The communications between the fuselage and the main rotor system is preferably via wireless communication means. FIG. 5 shows the perspective view of the rotorcraft wherein the wireless communication means is implemented by having at least a communication module (24) within the fuselage (10) and at least a communication module (26) within the main rotor system (12), for example, in the hub (122), in the interior spaces of the rotor blade(s) (124) or in the nacelle(s) (1264). While a variety of wireless technologies such as magnetic, light waves or radio waves can be used in the present invention, a preferred wireless technology is based on quantum entanglement to ensure a fundamentally secured and hack-proof communications system for flight-critical controls on the main rotor system (12). The China’s quantum satellite has recently demonstrated the highly anticipated “spooky action” at a record distance of 1200 km, indicating that ultra-secure communications is now physically possible.

The foregoing description of the present invention has been presented for purpose of illustration and description. Furthermore, the description is not intended to limit the invention to the form disclosed herein. Consequently, variations and modifications commensurate with the above teachings, and skill and knowledge of the relevant art, are within the scope of the present invention. The embodiments described hereinabove are further intended to explain best modes known of practicing the invention and to enable other skilled in the art to utilize the invention in such or other embodiments and with various modifications required by the particular application(s) or use(s) of the present invention. It is intended that the appended claims be construed to include alternative embodiments to the extent permitted by the prior art.

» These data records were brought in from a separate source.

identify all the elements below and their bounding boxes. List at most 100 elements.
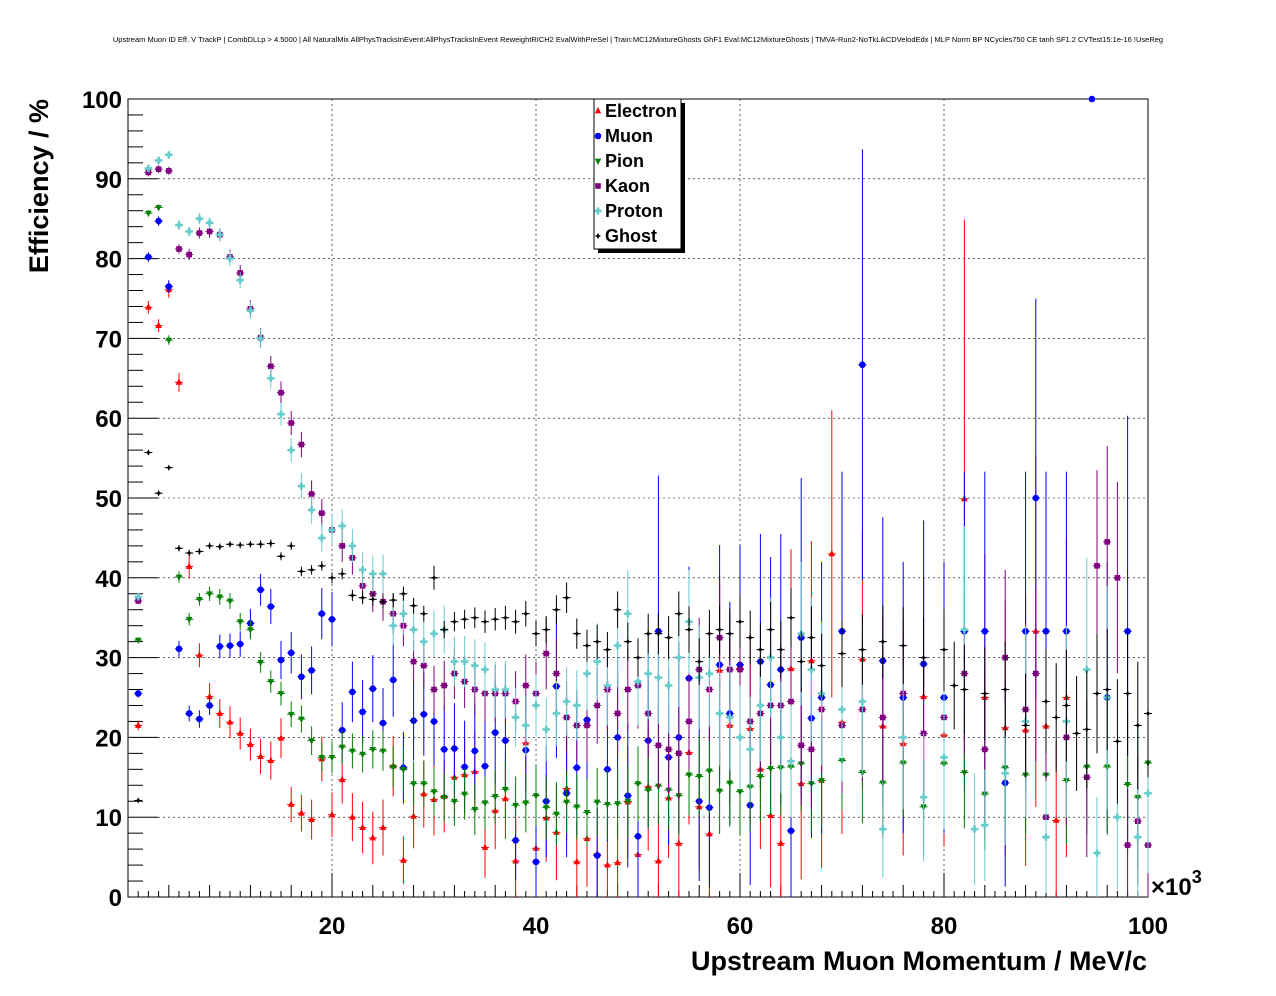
kaon-point [164,166,173,175]
pion-point [695,735,704,818]
proton-marker [155,156,163,165]
proton-point [878,781,887,878]
legend-entry-ghost: Ghost [594,226,657,246]
ghost-point [491,608,500,631]
proton-point [725,664,734,771]
tick-labels: 20 40 60 80 100 0 10 20 30 40 50 60 70 80 90 100 [82,87,1168,940]
kaon-marker [1104,539,1110,545]
ghost-point [236,541,245,549]
proton-marker [654,673,662,682]
ghost-marker [298,568,305,575]
proton-marker [542,725,550,734]
pion-point [521,773,530,833]
ghost-point [532,620,540,647]
ghost-point [776,620,785,679]
kaon-point [797,685,806,806]
proton-point [481,642,489,697]
ghost-point [878,604,887,679]
ghost-point [246,541,255,548]
electron-marker [614,858,621,866]
pion-marker [175,574,183,582]
pion-point [491,769,500,824]
muon-marker [420,710,428,718]
proton-marker [716,709,724,718]
legend-label-proton: Proton [605,201,663,221]
ghost-marker [451,618,458,625]
muon-marker [451,745,458,752]
proton-point [205,217,214,229]
ghost-marker [808,634,815,641]
ghost-point [644,613,653,654]
pion-marker [410,781,417,788]
ghost-point [583,629,591,662]
ghost-marker [900,642,907,649]
electron-point [154,319,163,333]
y-tick-label: 60 [95,406,122,433]
electron-marker [379,823,387,830]
ghost-point [1144,649,1152,778]
ghost-point [654,612,663,655]
ghost-point [1082,670,1091,789]
electron-point [134,720,143,731]
muon-marker [1088,95,1096,103]
proton-point [185,226,194,237]
muon-marker [359,708,366,716]
ghost-marker [410,602,417,609]
ghost-point [664,616,673,660]
pion-marker [604,802,611,809]
legend-entry-electron: Electron [594,101,677,121]
ghost-marker [277,553,285,560]
proton-point [470,639,479,692]
ghost-marker [798,658,805,665]
proton-point [215,228,224,242]
ghost-point [1103,628,1112,751]
kaon-marker [788,698,794,705]
ghost-point [623,622,632,661]
legend-entry-proton: Proton [594,201,663,221]
electron-marker [573,857,580,865]
muon-marker [532,858,540,866]
kaon-point [297,431,306,458]
proton-marker [858,697,866,706]
ghost-point [1113,679,1122,804]
ghost-point [144,449,153,456]
pion-marker [339,744,346,751]
proton-marker [287,446,295,454]
pion-marker [441,794,448,802]
proton-marker [359,566,367,574]
legend-label-electron: Electron [605,101,677,121]
proton-point [511,687,520,747]
proton-point [175,220,183,230]
muon-marker [328,615,336,623]
kaon-marker [278,389,284,396]
muon-marker [471,747,479,755]
proton-marker [277,410,285,418]
ghost-marker [787,614,795,621]
kaon-marker [155,166,162,173]
ghost-point [613,591,622,629]
pion-point [460,768,469,820]
pion-point [185,612,194,626]
pion-marker [543,805,550,812]
ghost-point [470,607,479,629]
muon-marker [298,673,305,681]
ghost-marker [522,610,529,617]
y-axis-label: Efficiency / % [24,99,54,273]
ghost-point [317,561,326,571]
ghost-marker [543,626,550,633]
ghost-point [1042,649,1050,754]
pion-point [430,767,438,816]
proton-point [409,608,418,652]
ghost-marker [369,596,376,603]
ghost-point [899,607,908,684]
proton-marker [756,701,764,710]
proton-marker [573,701,581,710]
pion-point [297,705,306,733]
kaon-marker [339,543,345,549]
muon-point [287,632,296,674]
ghost-marker [736,618,744,625]
proton-marker [206,219,214,227]
proton-marker [144,164,153,173]
ghost-point [297,566,306,577]
proton-point [195,213,204,225]
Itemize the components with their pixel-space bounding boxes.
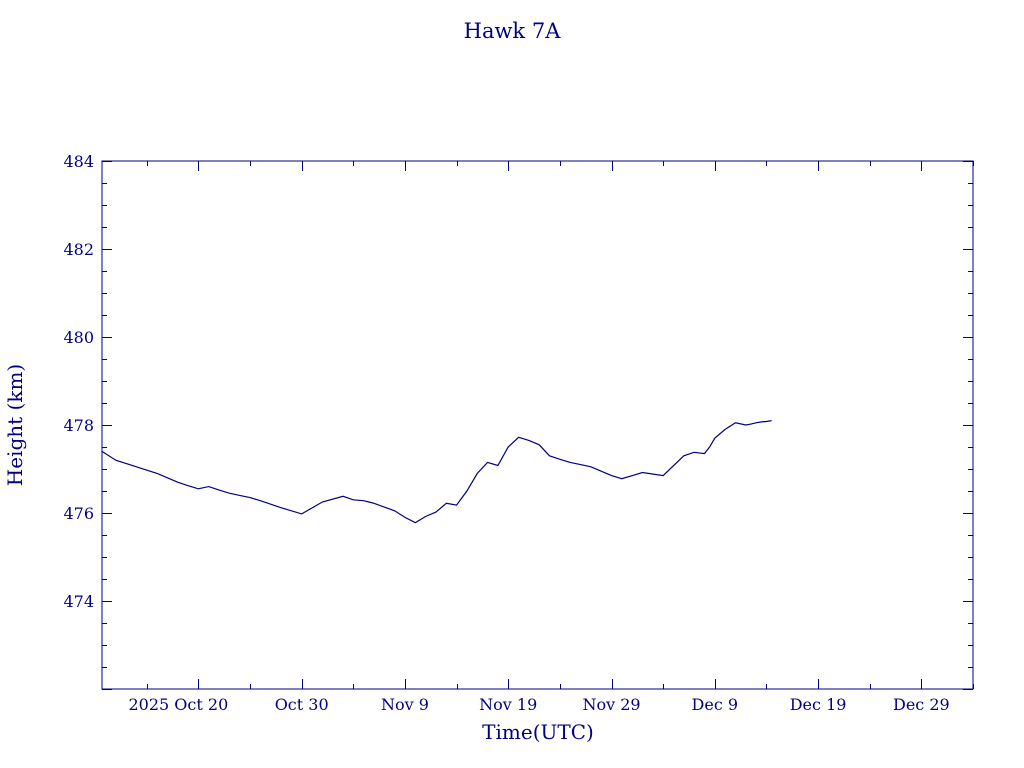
tick-labels: 474 476 478 480 482 484 2025 Oct 20 Oct 30 Nov 9… — [63, 152, 949, 714]
series-group — [101, 420, 772, 524]
y-tick-label: 480 — [63, 328, 94, 347]
x-tick-label: Nov 9 — [381, 695, 429, 714]
y-axis-label: Height (km) — [3, 364, 27, 486]
x-tick-label: Dec 19 — [790, 695, 847, 714]
y-tick-label: 476 — [63, 504, 94, 523]
x-tick-label: Oct 30 — [275, 695, 329, 714]
x-tick-label: Nov 19 — [479, 695, 537, 714]
y-tick-label: 484 — [63, 152, 94, 171]
x-axis-label: Time(UTC) — [482, 720, 594, 744]
y-tick-label: 474 — [63, 592, 94, 611]
x-tick-label: Nov 29 — [582, 695, 640, 714]
tick-marks — [102, 161, 974, 690]
x-tick-label: 2025 Oct 20 — [129, 695, 229, 714]
x-tick-label: Dec 29 — [893, 695, 950, 714]
series-line — [101, 420, 772, 524]
chart-title: Hawk 7A — [464, 19, 562, 43]
y-tick-label: 482 — [63, 240, 94, 259]
plot-frame — [101, 160, 974, 690]
x-tick-label: Dec 9 — [692, 695, 739, 714]
y-tick-label: 478 — [63, 416, 94, 435]
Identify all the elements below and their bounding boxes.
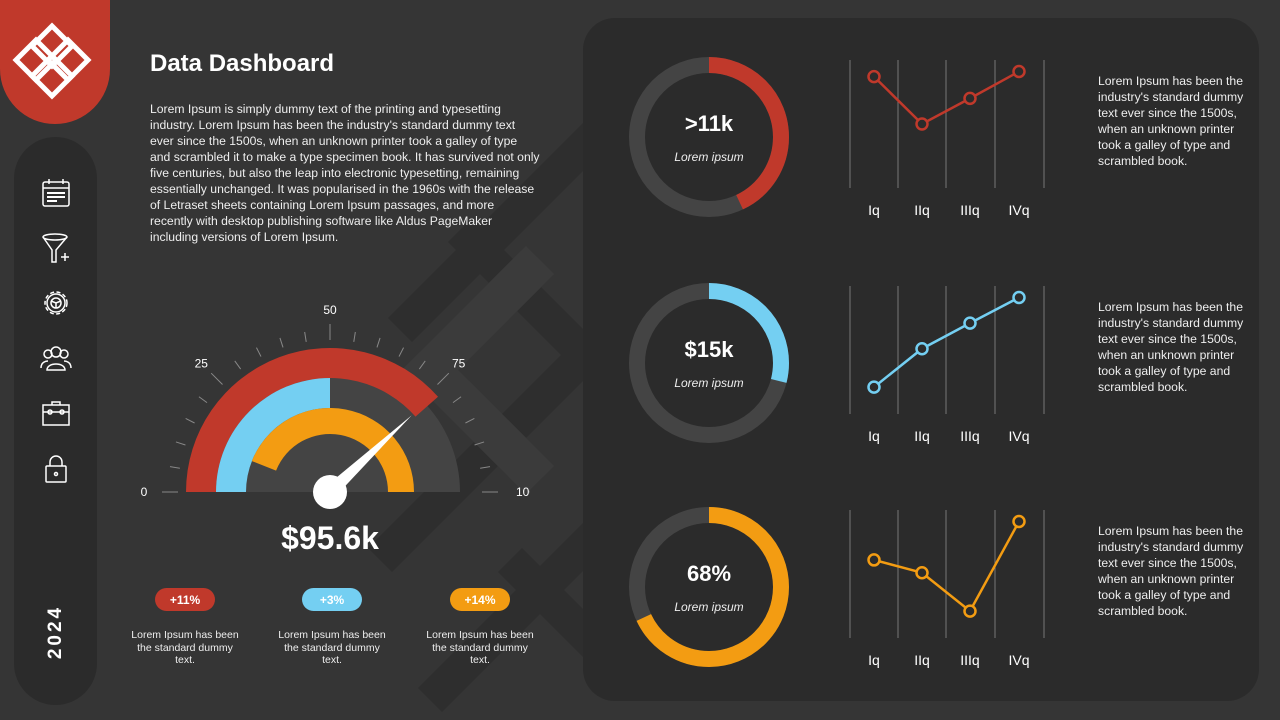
data-point [1012,290,1026,305]
donut-label: Lorem ipsum [674,150,744,164]
series-line [873,520,1021,614]
gauge-tick [353,331,356,342]
x-tick-label: Iq [868,428,880,444]
data-point [915,341,929,356]
filter-add-icon[interactable] [40,232,72,264]
gauge-tick-label: 50 [323,303,337,317]
toolbox-icon[interactable] [40,397,72,429]
gauge-needle-hub [313,475,347,509]
gauge-tick [185,418,195,424]
gauge-tick [198,396,208,404]
gauge-tick [418,360,426,370]
gauge-tick-label: 0 [141,485,148,499]
data-point [867,380,881,394]
x-tick-label: IIq [914,202,930,218]
stat-text: Lorem Ipsum has been the standard dummy … [131,629,239,666]
gauge-tick-label: 25 [195,356,209,370]
stat-text: Lorem Ipsum has been the standard dummy … [426,629,534,666]
year-text: 2024 [45,604,66,660]
x-tick-label: Iq [868,202,880,218]
gauge-tick [465,418,475,424]
series-line [873,70,1020,126]
series-line [873,296,1020,389]
gauge-tick-label: 75 [452,356,466,370]
gauge-value: $95.6k [281,520,379,556]
donut-chart [629,507,789,667]
gauge-tick [376,337,381,348]
donut-label: Lorem ipsum [674,600,744,614]
data-point [867,69,881,84]
x-tick-label: IVq [1008,202,1029,218]
gauge-tick [279,337,284,348]
gauge-tick [234,360,242,370]
gauge-arc-red [186,348,439,492]
gauge-tick [437,372,450,385]
x-tick-label: IIq [914,428,930,444]
kpi-panel [583,18,1259,701]
data-point [867,553,881,567]
donut-value: >11k [684,111,734,136]
gauge-tick-label: 100 [516,485,530,499]
data-point [963,604,977,618]
line-chart: Iq IIq IIIq IVq [849,60,1045,218]
intro-text: Lorem Ipsum is simply dummy text of the … [150,102,540,244]
x-tick-label: IIIq [960,202,979,218]
gauge-tick [169,466,180,469]
data-point [963,91,977,106]
gauge-tick [474,441,485,446]
gauge-needle [325,415,412,498]
stat-badge-orange: +14% [450,588,510,611]
gauge-arc-blue [216,378,330,492]
gauge-tick [452,396,462,404]
stat-badge-blue: +3% [302,588,362,611]
gauge-tick [256,347,262,357]
x-tick-label: IIIq [960,652,979,668]
gauge-tick [210,372,223,385]
line-chart: Iq IIq IIIq IVq [849,286,1045,444]
gauge-tick [304,331,307,342]
line-chart: Iq IIq IIIq IVq [849,510,1045,668]
donut-chart [629,57,789,217]
row-description: Lorem Ipsum has been the industry's stan… [1098,524,1244,618]
donut-fill [629,283,789,443]
data-point [915,565,929,580]
data-point [1012,514,1026,529]
x-tick-label: IVq [1008,428,1029,444]
donut-fill [629,507,789,667]
lock-icon[interactable] [40,452,72,484]
stat-text: Lorem Ipsum has been the standard dummy … [278,629,386,666]
sidebar: 2024 [14,137,97,705]
donut-label: Lorem ipsum [674,376,744,390]
lattice-logo-icon [12,22,92,100]
gear-icon[interactable] [40,287,72,319]
calendar-icon[interactable] [40,177,72,209]
data-point [963,316,977,330]
x-tick-label: IIq [914,652,930,668]
stat-badge-red: +11% [155,588,215,611]
row-description: Lorem Ipsum has been the industry's stan… [1098,300,1244,394]
row-description: Lorem Ipsum has been the industry's stan… [1098,74,1244,168]
x-tick-label: Iq [868,652,880,668]
gauge-arc-orange [251,408,414,492]
x-tick-label: IVq [1008,652,1029,668]
gauge: 0 25 50 75 100 [141,303,530,509]
gauge-tick [175,441,186,446]
donut-fill [629,57,789,217]
year-label: 2024 [36,597,76,667]
data-point [915,117,929,131]
gauge-tick [480,466,491,469]
gauge-tick [398,347,404,357]
donut-chart [629,283,789,443]
users-icon[interactable] [40,342,72,374]
x-tick-label: IIIq [960,428,979,444]
page-title: Data Dashboard [150,50,335,77]
data-point [1012,64,1026,79]
donut-value: 68% [686,561,732,586]
logo [0,0,110,124]
donut-value: $15k [684,337,734,362]
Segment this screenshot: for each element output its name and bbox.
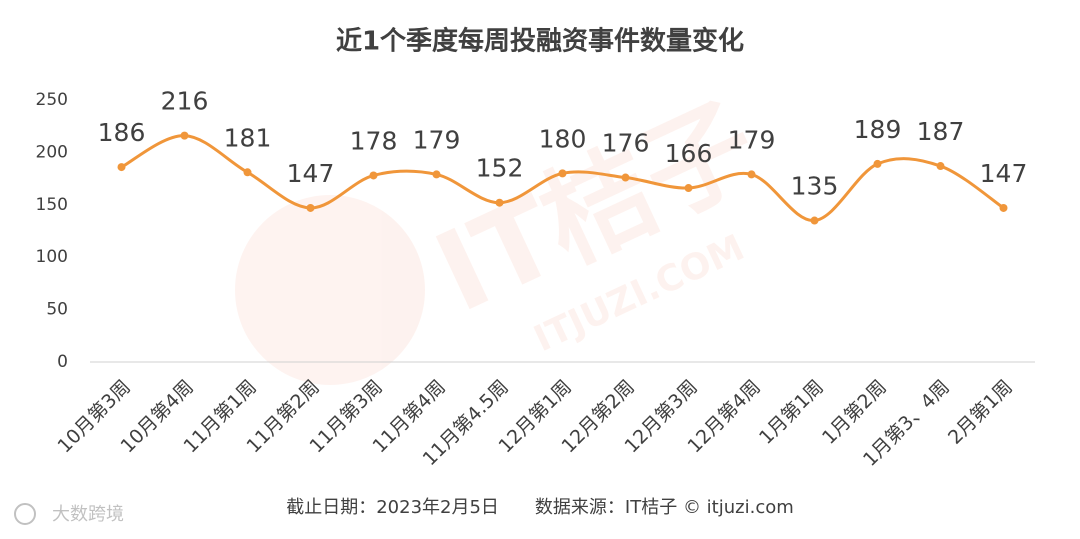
data-label: 147 <box>980 159 1028 188</box>
data-label: 180 <box>539 124 587 153</box>
data-label: 179 <box>728 125 776 154</box>
point <box>999 203 1008 212</box>
point <box>873 159 882 168</box>
point <box>369 171 378 180</box>
watermark: IT桔子 ITJUZI.COM <box>235 79 776 385</box>
logo: 大数跨境 <box>14 503 124 525</box>
data-label: 178 <box>350 126 398 155</box>
x-tick-label: 1月第1周 <box>755 376 828 449</box>
data-label: 135 <box>791 172 839 201</box>
point <box>432 170 441 179</box>
watermark-logo <box>235 195 425 385</box>
point <box>684 184 693 193</box>
point <box>243 168 252 177</box>
data-label: 179 <box>413 125 461 154</box>
data-label: 181 <box>224 123 272 152</box>
y-tick-label: 50 <box>46 300 68 320</box>
point <box>180 131 189 140</box>
data-label: 216 <box>161 87 209 116</box>
y-tick-label: 0 <box>57 352 68 372</box>
y-tick-label: 200 <box>36 142 68 162</box>
logo-text: 大数跨境 <box>52 504 124 525</box>
data-label: 166 <box>665 139 713 168</box>
footer: 截止日期：2023年2月5日 数据来源：IT桔子 © itjuzi.com <box>286 497 794 518</box>
y-tick-label: 150 <box>36 195 68 215</box>
point <box>306 203 315 212</box>
data-label: 147 <box>287 159 335 188</box>
logo-icon <box>14 503 36 525</box>
point <box>117 163 126 172</box>
point <box>495 198 504 207</box>
y-tick-label: 100 <box>36 247 68 267</box>
y-tick-label: 250 <box>36 90 68 110</box>
x-tick-label: 2月第1周 <box>944 376 1017 449</box>
data-label: 189 <box>854 115 902 144</box>
point <box>621 173 630 182</box>
data-label: 187 <box>917 117 965 146</box>
data-label: 176 <box>602 129 650 158</box>
point <box>936 162 945 171</box>
data-label: 152 <box>476 154 524 183</box>
data-label: 186 <box>98 118 146 147</box>
point <box>747 170 756 179</box>
chart-title: 近1个季度每周投融资事件数量变化 <box>336 26 744 57</box>
point <box>810 216 819 225</box>
point <box>558 169 567 178</box>
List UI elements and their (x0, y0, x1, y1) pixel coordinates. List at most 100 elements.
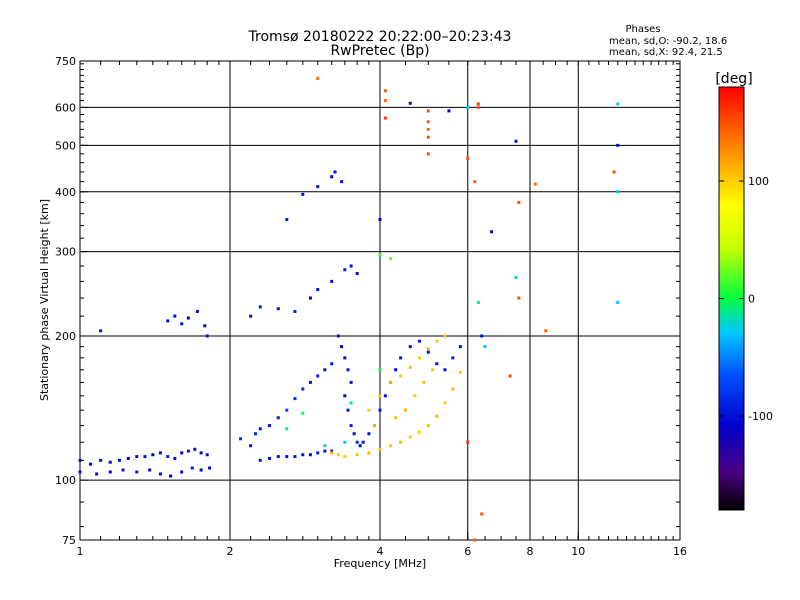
y-tick-label: 600 (55, 101, 76, 114)
data-point (190, 466, 194, 470)
data-point (340, 345, 344, 349)
data-point (476, 300, 480, 304)
chart-subtitle: RwPretec (Bp) (330, 43, 429, 59)
data-point (203, 324, 207, 328)
data-point (514, 139, 518, 143)
data-point (323, 368, 327, 372)
data-point (426, 152, 430, 156)
data-point (349, 401, 353, 405)
data-point (267, 424, 271, 428)
data-point (180, 322, 184, 326)
data-point (431, 368, 435, 372)
x-tick-label: 6 (464, 545, 471, 558)
data-point (308, 453, 312, 457)
data-point (89, 462, 93, 466)
data-point (285, 408, 289, 412)
data-point (473, 180, 477, 184)
data-point (426, 424, 430, 428)
colorbar-tick-label: -100 (748, 410, 773, 423)
data-point (108, 460, 112, 464)
data-point (417, 356, 421, 360)
data-point (336, 334, 340, 338)
data-point (343, 268, 347, 272)
data-point (293, 397, 297, 401)
data-point (99, 458, 103, 462)
phases-stats-o: mean, sd,O: -90.2, 18.6 (609, 36, 727, 47)
data-point (316, 374, 320, 378)
data-point (293, 455, 297, 459)
data-point (199, 451, 203, 455)
data-point (413, 394, 417, 398)
x-tick-label: 8 (527, 545, 534, 558)
x-tick-label: 10 (571, 545, 585, 558)
x-tick-label: 2 (227, 545, 234, 558)
data-point (544, 329, 548, 333)
data-point (473, 538, 477, 542)
data-point (399, 356, 403, 360)
data-point (367, 432, 371, 436)
data-point (408, 435, 412, 439)
data-point (383, 394, 387, 398)
data-point (330, 451, 334, 455)
data-point (378, 394, 382, 398)
data-point (361, 440, 365, 444)
data-point (135, 455, 139, 459)
y-axis-label: Stationary phase Virtual Height [km] (38, 199, 51, 401)
data-point (333, 170, 337, 174)
x-tick-label: 1 (77, 545, 84, 558)
x-axis: 1 2 4 6 8 10 16 (77, 61, 687, 558)
data-point (258, 458, 262, 462)
data-point (301, 411, 305, 415)
data-point (117, 458, 121, 462)
data-point (408, 345, 412, 349)
data-point (186, 316, 190, 320)
data-point (517, 296, 521, 300)
data-point (451, 356, 455, 360)
data-point (616, 190, 620, 194)
data-point (173, 456, 177, 460)
data-point (267, 456, 271, 460)
data-point (126, 456, 130, 460)
colorbar-ticks: 100 0 -100 (719, 175, 773, 423)
data-point (389, 380, 393, 384)
data-point (408, 365, 412, 369)
data-point (349, 264, 353, 268)
y-tick-label: 750 (55, 55, 76, 68)
data-point (276, 307, 280, 311)
data-point (426, 347, 430, 351)
data-point (343, 440, 347, 444)
data-point (378, 218, 382, 222)
data-point (355, 440, 359, 444)
data-point (346, 408, 350, 412)
data-point (367, 408, 371, 412)
data-point (399, 374, 403, 378)
data-point (340, 180, 344, 184)
x-axis-label: Frequency [MHz] (334, 557, 426, 570)
data-point (308, 380, 312, 384)
data-point (173, 314, 177, 318)
data-point (514, 275, 518, 279)
data-point (378, 253, 382, 257)
data-point (316, 288, 320, 292)
y-tick-label: 200 (55, 330, 76, 343)
data-point (258, 427, 262, 431)
data-point (208, 466, 212, 470)
data-point (476, 105, 480, 109)
data-point (158, 451, 162, 455)
data-point (378, 408, 382, 412)
data-point (616, 102, 620, 106)
data-point (367, 451, 371, 455)
data-point (383, 116, 387, 120)
data-point (408, 101, 412, 105)
data-point (451, 387, 455, 391)
data-point (349, 380, 353, 384)
data-point (166, 455, 170, 459)
data-point (616, 143, 620, 147)
data-point (426, 135, 430, 139)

References: 1. Wikipedia (2017) Personal air vehicle. https://en.wikipedia.org/wiki/Personal air vehicle 2. T. Dubois and M. Huber (2013) Main Gearbox Remains Helicopters’ Achilles Heel. AINonline. https://www.ainonline.com/aviation-news/aviation-international-news/2013-01-01/main-gearbox-remains-helicopters-achilles-heel 3. Flight (1929) The "Helicogyre". https://www.flightglobal.com/pdfarchive/view/1929/1929%20-%200594.html 4. Wikipedia (2017) Saunders Helicogyre. https://en.wikipedia.org/wiki/Saunders Helicogyre

Claims (5)

1. CLAIMS:

   1. A rotorcraft comprising: a fuselage (10); and a self-contained main rotor system (12) comprising a hub (122) and a plurality of rotor blades (124) attached to the hub (122) at the root of each rotor blade (124), the hub (122) is rotatably mounted on a substantially upright mast (16) rigidly attached to the fuselage (10), the main rotor system (12) is equipped with at least a propulsion device (126) which drives it into rotation about the long axis V of the mast (16) to generate aerodynamic lift to cause the rotorcraft to be airborne is characterized in that: a pair of co-axial counter-rotating impellers (14) whose rotating axes substantially coincide with the axis V is used to provide effective yaw control of the rotorcraft; and there is a complete absence of physical wires, fuel lines or air pressure ducts that route from the fuselage (10) of the rotorcraft to the rotor blades (124).
2. 2. A rotorcraft as claimed in Claim 1, wherein the fuselage (10) is spherical-like in shape.
3. 3. A rotorcraft as claimed in Claim 1, wherein the fuselage (10) is ovoid-like in shape.
4. 4. A rotorcraft as claimed in Claim 1, wherein communications between the fuselage (10) and the main rotor system (12) is implemented via wireless communication means involving at least a communication module (24) within the fuselage (10) and at least a communication module (26) within the main rotor system (12).
5. 5. A rotorcraft as claimed in Claim 4, wherein the preferred technology for the wireless communication means is based on quantum entanglement to ensure a fundamentally secured and hack-proof communications system for flight-critical controls on the self-contained main rotor system (12).